User manual

Table Of Contents

Zynq-7000 AP SoC Technical Reference Manual www.xilinx.com 648

UG585 (v1.11) September 27, 2016

Chapter 22: Programmable Logic Design Guide

Power

An additional benefit of moving operations to the programmable logic is a reduction in power.

Depending on the operations, programmable logic can reduce power per OP by 10-100x. Thus it

might be useful to implement algorithms in the PL solely to reduce system power.

One issue to be aware of is that if the algorithm requires access to external memory, the energy cost

of accessing the external memory could dominate the energy budget making a reduction in the

operation power irrelevant.

Latency

Parallel logic in the PL has a low predictable delay, and cannot be interrupted. For this reason

algorithms which are used to respond to real time events originating the in PL might best be serviced

by algorithms in the programmable logic. This approach can reduce response time from thousands

of clocks to tens of clocks.

22.2.2 Designing PL Accelerators

Programmable logic accelerators are typically created in the RTL languages Verilog or VHDL.

Experienced RTL engineers can use C-code as a golden model to create an efficient hardware

implementation of the algorithm in programmable logic.

For software programmers who are more comfortable with the C language, C-to-Gates compilers

exist which can allow a user to build HW accelerators using the C language. Keeping in mind that C

is a sequential language, automated compiler methods can be used to map the sequential code to

parallel hardware without user intervention.

For instance, a FOR loop such as “for(i=0; i<10; i++){ x[i]=a[i]+b[i]; }” can be

unrolled to create 10 individual adders all operating in parallel.
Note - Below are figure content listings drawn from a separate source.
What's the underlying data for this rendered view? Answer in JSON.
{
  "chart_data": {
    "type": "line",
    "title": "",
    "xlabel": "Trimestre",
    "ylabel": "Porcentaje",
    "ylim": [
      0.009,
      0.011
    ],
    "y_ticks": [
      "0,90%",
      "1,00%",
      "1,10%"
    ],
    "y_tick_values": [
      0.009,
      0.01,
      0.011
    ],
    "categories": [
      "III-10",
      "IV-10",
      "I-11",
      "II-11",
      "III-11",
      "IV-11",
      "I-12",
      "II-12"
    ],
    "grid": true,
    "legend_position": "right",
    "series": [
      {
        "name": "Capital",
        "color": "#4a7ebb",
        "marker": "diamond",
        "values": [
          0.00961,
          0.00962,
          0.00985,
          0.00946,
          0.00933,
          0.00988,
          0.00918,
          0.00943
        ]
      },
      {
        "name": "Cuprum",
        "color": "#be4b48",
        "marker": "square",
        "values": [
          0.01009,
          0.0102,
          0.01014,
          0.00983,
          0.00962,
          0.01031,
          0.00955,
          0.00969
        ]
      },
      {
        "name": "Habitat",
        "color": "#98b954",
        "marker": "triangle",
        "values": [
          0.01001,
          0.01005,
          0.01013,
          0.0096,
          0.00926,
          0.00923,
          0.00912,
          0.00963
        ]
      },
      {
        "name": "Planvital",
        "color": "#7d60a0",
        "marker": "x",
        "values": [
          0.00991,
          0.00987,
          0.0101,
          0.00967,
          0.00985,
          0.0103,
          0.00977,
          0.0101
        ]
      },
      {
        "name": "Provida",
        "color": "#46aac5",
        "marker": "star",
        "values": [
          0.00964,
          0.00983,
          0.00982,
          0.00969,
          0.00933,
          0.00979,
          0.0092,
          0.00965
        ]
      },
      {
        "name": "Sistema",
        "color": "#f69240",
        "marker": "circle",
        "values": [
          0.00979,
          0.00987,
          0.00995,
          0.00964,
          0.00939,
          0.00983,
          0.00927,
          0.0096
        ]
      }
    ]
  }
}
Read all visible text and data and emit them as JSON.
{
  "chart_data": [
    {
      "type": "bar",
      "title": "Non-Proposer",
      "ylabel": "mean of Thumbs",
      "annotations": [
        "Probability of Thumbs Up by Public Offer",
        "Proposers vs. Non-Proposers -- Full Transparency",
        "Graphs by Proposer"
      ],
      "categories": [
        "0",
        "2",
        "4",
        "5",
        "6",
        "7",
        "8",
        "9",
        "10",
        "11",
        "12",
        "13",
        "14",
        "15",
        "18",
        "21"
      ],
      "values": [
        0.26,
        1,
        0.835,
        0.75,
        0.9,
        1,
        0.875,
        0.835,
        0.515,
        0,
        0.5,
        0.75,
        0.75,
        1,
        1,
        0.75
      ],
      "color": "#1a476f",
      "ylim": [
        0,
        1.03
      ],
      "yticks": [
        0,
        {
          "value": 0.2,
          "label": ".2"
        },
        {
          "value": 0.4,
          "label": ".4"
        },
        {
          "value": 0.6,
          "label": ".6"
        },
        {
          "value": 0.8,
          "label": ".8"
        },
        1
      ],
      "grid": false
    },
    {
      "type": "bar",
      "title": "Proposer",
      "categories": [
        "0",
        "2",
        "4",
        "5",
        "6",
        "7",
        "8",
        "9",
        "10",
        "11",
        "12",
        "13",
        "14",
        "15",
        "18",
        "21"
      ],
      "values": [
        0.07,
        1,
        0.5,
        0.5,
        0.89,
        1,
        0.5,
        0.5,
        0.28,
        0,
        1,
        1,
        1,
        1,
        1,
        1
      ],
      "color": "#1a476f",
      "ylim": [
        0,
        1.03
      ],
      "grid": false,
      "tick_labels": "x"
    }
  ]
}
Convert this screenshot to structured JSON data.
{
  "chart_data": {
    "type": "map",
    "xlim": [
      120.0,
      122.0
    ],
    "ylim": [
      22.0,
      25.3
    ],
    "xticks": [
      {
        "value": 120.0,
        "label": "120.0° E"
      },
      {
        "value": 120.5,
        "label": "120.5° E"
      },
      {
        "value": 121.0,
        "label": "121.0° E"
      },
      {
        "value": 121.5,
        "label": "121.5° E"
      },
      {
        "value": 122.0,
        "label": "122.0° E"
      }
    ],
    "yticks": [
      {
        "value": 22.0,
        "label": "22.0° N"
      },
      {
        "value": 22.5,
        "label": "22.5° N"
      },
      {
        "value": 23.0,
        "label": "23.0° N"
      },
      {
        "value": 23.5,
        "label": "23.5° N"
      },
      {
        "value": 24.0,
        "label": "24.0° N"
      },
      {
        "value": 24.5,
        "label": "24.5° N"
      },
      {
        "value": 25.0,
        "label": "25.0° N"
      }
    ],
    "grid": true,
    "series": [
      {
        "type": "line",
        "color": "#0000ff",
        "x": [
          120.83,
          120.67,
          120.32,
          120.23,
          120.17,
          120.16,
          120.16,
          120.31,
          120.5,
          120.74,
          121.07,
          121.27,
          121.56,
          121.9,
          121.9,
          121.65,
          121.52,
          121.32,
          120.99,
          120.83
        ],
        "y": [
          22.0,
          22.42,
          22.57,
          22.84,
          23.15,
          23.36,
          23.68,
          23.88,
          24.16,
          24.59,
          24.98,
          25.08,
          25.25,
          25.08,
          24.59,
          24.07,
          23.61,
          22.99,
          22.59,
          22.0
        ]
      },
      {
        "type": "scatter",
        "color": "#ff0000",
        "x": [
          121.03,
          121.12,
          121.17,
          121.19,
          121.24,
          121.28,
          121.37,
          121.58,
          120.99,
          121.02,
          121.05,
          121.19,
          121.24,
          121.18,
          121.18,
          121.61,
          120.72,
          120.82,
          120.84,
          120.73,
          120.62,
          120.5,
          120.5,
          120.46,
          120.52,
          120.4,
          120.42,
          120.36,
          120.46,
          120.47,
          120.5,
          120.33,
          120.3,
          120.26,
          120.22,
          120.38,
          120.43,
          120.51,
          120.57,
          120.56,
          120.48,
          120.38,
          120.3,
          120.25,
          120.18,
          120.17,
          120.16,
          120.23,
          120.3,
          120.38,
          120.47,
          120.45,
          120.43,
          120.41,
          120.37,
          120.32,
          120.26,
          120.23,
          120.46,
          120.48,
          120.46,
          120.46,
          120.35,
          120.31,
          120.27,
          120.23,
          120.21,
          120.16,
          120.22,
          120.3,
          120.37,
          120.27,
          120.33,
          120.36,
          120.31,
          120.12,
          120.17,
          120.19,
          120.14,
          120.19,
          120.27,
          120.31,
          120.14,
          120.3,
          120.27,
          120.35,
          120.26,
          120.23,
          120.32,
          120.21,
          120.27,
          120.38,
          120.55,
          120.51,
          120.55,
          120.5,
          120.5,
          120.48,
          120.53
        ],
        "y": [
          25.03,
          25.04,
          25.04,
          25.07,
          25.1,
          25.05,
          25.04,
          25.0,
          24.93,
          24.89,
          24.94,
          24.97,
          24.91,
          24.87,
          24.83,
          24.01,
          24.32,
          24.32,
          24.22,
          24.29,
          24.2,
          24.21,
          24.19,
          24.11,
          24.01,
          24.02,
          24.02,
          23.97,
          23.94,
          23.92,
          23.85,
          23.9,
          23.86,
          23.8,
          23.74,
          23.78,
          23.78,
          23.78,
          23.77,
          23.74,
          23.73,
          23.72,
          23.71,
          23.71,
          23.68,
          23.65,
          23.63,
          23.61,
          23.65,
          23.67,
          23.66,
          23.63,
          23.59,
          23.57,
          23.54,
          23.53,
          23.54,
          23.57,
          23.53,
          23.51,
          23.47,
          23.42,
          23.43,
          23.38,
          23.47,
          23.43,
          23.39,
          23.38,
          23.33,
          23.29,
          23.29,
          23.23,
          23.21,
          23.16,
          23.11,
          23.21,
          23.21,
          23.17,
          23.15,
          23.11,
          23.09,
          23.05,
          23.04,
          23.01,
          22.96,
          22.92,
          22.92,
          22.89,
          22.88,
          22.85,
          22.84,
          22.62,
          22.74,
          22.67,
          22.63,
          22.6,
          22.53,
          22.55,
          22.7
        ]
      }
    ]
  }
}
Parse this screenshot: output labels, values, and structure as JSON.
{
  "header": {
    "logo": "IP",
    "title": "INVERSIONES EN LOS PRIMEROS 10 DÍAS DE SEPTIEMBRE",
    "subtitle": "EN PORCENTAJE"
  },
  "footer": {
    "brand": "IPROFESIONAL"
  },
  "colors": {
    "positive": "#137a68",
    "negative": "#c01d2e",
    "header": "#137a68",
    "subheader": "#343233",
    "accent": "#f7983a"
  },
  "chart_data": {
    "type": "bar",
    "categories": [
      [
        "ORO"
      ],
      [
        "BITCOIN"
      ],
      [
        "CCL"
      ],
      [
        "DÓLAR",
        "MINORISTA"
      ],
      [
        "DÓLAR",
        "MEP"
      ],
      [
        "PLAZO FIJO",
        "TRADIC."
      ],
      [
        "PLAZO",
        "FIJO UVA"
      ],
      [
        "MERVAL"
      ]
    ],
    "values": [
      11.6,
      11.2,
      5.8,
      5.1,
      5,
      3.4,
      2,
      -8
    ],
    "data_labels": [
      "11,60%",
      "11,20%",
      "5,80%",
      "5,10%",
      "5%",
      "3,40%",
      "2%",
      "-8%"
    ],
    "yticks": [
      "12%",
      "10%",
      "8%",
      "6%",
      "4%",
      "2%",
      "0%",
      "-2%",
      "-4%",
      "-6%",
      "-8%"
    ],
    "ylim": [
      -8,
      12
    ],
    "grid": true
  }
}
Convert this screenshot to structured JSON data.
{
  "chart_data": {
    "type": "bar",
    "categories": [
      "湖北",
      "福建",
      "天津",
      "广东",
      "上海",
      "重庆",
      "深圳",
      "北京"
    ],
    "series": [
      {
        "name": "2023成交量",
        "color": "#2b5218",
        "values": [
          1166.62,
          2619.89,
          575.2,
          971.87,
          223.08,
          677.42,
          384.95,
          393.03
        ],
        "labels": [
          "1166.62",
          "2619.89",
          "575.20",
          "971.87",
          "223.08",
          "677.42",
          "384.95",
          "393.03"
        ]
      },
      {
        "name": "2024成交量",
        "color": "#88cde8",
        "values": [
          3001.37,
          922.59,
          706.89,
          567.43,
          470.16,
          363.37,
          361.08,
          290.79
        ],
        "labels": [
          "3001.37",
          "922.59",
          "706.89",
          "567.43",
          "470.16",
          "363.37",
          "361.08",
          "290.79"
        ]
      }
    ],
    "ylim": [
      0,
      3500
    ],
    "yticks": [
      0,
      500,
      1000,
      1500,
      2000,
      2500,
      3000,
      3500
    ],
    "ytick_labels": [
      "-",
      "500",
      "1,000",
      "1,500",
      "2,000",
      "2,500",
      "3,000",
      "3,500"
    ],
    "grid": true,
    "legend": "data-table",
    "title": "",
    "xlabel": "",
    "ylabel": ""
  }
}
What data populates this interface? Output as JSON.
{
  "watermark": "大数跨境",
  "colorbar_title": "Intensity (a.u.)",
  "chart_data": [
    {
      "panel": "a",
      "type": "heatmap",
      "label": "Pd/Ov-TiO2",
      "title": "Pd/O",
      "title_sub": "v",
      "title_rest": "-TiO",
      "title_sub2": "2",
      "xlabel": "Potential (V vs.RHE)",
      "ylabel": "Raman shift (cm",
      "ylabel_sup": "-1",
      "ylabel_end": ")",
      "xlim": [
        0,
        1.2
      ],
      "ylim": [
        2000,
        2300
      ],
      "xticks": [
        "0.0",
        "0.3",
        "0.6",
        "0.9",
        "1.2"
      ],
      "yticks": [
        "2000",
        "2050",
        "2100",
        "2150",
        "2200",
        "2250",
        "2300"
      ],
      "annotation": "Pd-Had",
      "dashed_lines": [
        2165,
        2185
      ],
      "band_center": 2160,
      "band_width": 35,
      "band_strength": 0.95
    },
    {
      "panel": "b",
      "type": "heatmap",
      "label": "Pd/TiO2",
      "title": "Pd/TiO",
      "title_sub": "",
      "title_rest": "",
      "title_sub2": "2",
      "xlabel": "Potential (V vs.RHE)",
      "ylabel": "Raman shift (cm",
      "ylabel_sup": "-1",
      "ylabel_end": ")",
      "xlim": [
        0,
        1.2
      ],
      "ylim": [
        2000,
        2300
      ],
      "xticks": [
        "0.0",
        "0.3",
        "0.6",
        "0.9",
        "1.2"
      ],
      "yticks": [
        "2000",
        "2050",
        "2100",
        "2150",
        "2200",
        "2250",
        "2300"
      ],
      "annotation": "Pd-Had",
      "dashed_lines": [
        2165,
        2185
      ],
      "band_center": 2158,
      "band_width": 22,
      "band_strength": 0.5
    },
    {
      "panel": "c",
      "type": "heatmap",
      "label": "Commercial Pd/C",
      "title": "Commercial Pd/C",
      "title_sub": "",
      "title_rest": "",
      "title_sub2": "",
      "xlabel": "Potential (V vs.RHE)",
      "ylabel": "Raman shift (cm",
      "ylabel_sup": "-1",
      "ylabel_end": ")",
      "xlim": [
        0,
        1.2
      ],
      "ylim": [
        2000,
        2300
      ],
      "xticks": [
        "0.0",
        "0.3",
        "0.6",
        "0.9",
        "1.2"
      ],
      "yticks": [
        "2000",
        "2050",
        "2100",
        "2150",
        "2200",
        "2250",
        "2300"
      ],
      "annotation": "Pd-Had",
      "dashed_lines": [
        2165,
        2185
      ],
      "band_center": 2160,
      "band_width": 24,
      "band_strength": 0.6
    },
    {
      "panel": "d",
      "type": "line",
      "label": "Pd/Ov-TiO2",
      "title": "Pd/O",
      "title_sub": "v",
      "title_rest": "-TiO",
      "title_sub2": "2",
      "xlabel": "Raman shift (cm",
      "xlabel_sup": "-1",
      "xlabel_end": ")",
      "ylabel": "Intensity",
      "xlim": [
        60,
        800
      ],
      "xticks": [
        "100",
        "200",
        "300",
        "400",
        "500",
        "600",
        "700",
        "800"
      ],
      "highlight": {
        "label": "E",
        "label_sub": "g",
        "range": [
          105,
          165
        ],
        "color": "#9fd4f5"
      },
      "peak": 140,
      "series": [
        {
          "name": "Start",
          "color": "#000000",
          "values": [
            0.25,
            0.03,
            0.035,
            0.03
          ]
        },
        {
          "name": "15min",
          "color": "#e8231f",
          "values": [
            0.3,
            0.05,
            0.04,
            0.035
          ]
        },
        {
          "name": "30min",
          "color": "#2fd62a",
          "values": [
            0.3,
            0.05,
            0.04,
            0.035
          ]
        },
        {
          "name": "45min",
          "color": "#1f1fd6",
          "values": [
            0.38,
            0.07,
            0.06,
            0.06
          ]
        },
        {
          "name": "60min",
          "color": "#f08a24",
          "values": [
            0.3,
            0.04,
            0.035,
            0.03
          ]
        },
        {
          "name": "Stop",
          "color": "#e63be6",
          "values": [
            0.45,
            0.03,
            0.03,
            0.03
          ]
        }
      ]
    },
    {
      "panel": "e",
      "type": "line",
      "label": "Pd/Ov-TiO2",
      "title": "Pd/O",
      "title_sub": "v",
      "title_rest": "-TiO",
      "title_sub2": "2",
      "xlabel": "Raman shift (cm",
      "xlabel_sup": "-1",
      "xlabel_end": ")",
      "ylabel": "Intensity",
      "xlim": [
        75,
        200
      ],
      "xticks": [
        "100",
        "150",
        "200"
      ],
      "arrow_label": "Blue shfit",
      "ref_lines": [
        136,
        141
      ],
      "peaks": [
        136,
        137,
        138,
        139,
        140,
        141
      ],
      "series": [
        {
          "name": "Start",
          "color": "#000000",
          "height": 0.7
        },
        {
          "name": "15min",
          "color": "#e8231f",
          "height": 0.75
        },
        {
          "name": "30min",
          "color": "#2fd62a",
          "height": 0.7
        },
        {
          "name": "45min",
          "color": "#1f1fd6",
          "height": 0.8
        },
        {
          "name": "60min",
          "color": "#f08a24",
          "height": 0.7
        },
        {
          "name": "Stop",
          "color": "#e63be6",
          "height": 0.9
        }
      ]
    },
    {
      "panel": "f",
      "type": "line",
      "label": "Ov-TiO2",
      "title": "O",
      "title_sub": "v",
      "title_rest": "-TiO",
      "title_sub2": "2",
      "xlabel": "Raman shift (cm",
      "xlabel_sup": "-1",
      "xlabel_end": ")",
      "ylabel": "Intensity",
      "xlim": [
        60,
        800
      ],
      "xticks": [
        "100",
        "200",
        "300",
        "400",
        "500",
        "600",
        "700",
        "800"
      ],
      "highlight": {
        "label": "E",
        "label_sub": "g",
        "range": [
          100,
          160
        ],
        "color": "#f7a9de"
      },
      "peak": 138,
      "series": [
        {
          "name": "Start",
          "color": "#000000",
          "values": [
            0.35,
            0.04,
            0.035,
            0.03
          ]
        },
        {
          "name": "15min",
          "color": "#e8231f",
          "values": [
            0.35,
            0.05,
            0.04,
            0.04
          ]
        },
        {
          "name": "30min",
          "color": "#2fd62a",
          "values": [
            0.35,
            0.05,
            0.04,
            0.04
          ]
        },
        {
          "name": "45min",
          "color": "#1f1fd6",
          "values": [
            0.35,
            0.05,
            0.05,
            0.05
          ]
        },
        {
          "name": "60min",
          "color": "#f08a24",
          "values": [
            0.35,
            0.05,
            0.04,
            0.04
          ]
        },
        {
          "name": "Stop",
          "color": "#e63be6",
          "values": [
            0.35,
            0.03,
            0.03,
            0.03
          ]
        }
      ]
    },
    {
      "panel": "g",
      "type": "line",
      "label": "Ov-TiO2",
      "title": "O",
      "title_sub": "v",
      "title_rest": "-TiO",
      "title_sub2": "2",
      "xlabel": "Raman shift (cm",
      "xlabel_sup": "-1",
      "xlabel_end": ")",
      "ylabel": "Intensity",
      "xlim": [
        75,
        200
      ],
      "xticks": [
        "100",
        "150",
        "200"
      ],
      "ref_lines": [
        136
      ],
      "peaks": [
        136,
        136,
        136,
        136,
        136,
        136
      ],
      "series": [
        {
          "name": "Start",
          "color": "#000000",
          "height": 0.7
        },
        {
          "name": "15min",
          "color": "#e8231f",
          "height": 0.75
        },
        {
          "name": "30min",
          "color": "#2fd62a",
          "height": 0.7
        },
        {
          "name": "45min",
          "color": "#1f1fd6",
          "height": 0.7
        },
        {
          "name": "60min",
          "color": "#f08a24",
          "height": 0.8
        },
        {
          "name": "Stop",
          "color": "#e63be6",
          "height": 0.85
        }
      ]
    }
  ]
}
For video and DSP algorithms, tools such as Matlab Simulink and Xilinx System Generator can be

used to directly create logic from algorithmic flowgraphs. A primary advantage of using Matlab

Simulink is the rich library of functions which can be used to model, simulate and verify the hardware

implementation.

Dataflow

Regardless of how an accelerator or offload engine is designed, once implemented it requires

efficient dataflow to and from the accelerator. In many cases, scheduling the dataflow between the

accelerator and DRAM can be more of a design challenge than implementing the actual algorithm.

The word dataflow is used to reference the motion of data between system memories and PL

functional units using AXI interconnect and local interconnect.